Indian bio-pharmaceutical companies are well positioned to leverage the opportunity offered by blockbuster drugs going off patent over the next few years.
The leading bio pharma companies in the country in this space are Biocon, Ranbaxy, Dr. Reddy's Nicholas Piramal, Shanta part of Sanofi Aventis, Bharat Biotech, Panacea, Biological Evans, Pfizer, Novo Novo Nordisk and GSK.
Indian pharma players not only do have an FDA-approved pipeline but are also equipped with a strong, cost-effective production ecosystem. With the US, world's largest pharma market, turning to generics to decrease pressure on the healthcare budget costs and the pipeline of new drugs in the US drying up as the FDA becomes cautious in granting approvals, Indian generics manufacturers can make huge gains said Kiran Mazumdar-Shaw, chairperson, Karnataka Vision Group on Biotechnology and chairman and managing director, Biocon Ltd.
Moreover, global companies are adopting cost-cutting strategies to increase margins after the economic meltdown. They are striving to discover and develop drugs at lower costs by embracing outsourcing and contract research, which will help India's highly price-competitive clinical research and manufacturing activities thrive.
Apart from exports, the domestic consumption of medicines is slated to increase with the increasing income levels of India's growing middle class. So, overall the Indian pharma companies can look forward to a significant spurt in growth.
"We would see more partnerships and alliances on the generics front like those forged between Pfizer and Aurobindo, Claris and Strides, and GlaxoSmithKline and Dr. Reddy's Laboratories. We do not envisage the need for MNCs to set up R&D or manufacturing facilities in India for generics since they already have the marketing infrastructure which they may use to roll out generics. Emerging markets like India are certainly a large generics opportunity which MNCs are keenly eyeing. Collaborative partnerships with Indian companies are a win-win for both parties and give MNCs a cost-effective entry point through their existing marketing network, she added.
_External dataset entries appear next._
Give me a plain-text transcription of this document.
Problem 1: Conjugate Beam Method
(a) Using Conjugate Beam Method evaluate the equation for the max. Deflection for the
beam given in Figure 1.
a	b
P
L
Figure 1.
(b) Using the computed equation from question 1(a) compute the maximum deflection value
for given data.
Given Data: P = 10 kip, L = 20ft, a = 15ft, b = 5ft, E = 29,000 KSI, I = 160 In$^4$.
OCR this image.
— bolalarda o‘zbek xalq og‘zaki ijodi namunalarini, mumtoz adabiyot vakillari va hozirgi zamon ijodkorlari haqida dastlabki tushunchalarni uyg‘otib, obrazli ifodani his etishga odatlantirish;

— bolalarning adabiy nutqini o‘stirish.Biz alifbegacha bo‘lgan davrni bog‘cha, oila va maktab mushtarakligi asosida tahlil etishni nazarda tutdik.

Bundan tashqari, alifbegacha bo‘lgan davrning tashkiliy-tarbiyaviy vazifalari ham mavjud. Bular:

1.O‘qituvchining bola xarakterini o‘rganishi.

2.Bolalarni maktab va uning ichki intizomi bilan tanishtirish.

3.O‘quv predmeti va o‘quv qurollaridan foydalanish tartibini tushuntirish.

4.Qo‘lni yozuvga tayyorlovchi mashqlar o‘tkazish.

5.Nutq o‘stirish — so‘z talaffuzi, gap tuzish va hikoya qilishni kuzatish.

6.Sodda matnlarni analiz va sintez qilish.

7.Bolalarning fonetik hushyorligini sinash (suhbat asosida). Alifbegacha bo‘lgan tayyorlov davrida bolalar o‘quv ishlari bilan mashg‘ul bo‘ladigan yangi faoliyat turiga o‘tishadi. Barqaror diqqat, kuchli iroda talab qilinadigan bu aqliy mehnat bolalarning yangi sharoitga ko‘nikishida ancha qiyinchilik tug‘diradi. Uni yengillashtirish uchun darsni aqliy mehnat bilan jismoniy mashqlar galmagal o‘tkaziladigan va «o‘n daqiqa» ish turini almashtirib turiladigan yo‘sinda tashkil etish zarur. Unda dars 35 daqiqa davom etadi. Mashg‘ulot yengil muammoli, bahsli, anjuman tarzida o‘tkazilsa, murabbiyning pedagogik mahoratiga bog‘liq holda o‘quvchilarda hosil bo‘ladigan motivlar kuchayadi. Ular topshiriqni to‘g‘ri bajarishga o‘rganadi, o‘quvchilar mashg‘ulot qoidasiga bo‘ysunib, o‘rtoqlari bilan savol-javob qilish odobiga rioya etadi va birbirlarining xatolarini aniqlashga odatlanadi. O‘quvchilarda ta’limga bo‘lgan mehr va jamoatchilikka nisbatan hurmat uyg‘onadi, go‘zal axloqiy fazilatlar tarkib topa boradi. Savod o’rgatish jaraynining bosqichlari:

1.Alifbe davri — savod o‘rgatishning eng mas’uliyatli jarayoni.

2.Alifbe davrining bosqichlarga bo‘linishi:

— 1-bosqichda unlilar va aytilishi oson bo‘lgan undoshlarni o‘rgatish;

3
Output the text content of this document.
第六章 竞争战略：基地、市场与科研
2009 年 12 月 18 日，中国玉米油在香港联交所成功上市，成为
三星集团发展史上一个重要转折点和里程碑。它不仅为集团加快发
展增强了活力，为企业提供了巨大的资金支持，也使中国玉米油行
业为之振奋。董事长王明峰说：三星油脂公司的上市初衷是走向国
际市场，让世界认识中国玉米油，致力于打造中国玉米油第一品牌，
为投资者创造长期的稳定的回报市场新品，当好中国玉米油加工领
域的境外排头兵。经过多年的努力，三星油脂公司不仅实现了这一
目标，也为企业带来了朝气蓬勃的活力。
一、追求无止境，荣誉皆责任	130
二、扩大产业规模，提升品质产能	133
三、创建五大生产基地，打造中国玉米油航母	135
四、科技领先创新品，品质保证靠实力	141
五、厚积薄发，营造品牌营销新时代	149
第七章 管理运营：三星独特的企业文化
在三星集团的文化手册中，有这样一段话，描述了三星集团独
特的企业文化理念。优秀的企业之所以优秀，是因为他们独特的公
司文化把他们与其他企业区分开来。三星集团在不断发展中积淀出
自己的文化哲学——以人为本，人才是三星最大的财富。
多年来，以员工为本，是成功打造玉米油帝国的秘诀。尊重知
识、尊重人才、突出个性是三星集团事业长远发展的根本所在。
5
The future will see the therapeutics grow to a much larger segment with the emergence of bio-similars or generic biologics. Plans for the growth of this segment are underway. There are challenges because global pharma is going to resist entry of bio-similars, primarily because the regulatory issues in the US are yet to be resolved. There will also be direct competition from the global pharma companies which are acquiring assets and companies in bio-similars, said Dr. Vijay Chandru, chairman & CEO, Strand Life Sciences and President, Association of Biotechnology Led Entrepreneurs(ABLE).
Global sales of biotechnology drugs crossed the $ 100 billion mark in 2008 with several drugs achieving blockbuster status (annual sales in excess of $ 1 billion). The sector has been growing in excess of 15 per cent over the last several years outperforming the pharmaceutical sector by a wide margin. Such strong performance evokes interest from the investment community especially since the industry has not yet evolved completely, said Amit Chander, Head of Investments - Pharma and Healthcare, Baring Private Equity Partners India.
The pharma exports are going to scale new heights in the next few years. Indian companies already have a substantial presence in the United States and in several European countries. India also enjoys a favourable presence in emerging markets like Russia, Latin America and Africa, which are also critical for growth. The pharmaceutical sector has seen increased volume of exports in the recent years. Indian companies and their subsidiaries have also secured approvals for several Abbreviated New Drug Applications (ANDAs) in the US.
Even as MNCs enter into tie-ups with Indian companies for the domestic market, Indian players are likely to continue expanding their global foot-print through M&As. These acquisitions may not be transformational - instead, they will add to strategic capabilities by helping the player gain intellectual property assets or access to marketing and distribution networks. A good example is Biocon's acquisition of its partner, Nobex Corporation, an IP company in the United States. The acquisition provided the company a valuable IP platform as well as ownership of our oral insulin and oral BNP programmes for the treatment of cardiovascular disease.
There are four clear trends that indicate that the industry is gearing up to meet the present-day challenges of poor R&D productivity and emerging market opportunities by opting strategies that involve portfolio diversification to include products with shorter regulatory timelines. For example, diagnostics, devices, new drug delivery systems, vaccines, generics, bio-similars, etc. The focus is on emerging markets to deliver topline growth. There would also be acquisition of late stage R&D assets to fill depleting R&D pipelines with programmes that can accelerate time -to- market and reducing the risk and cost of R&D with new models of risk sharing, co-development programmes and outsourced research services.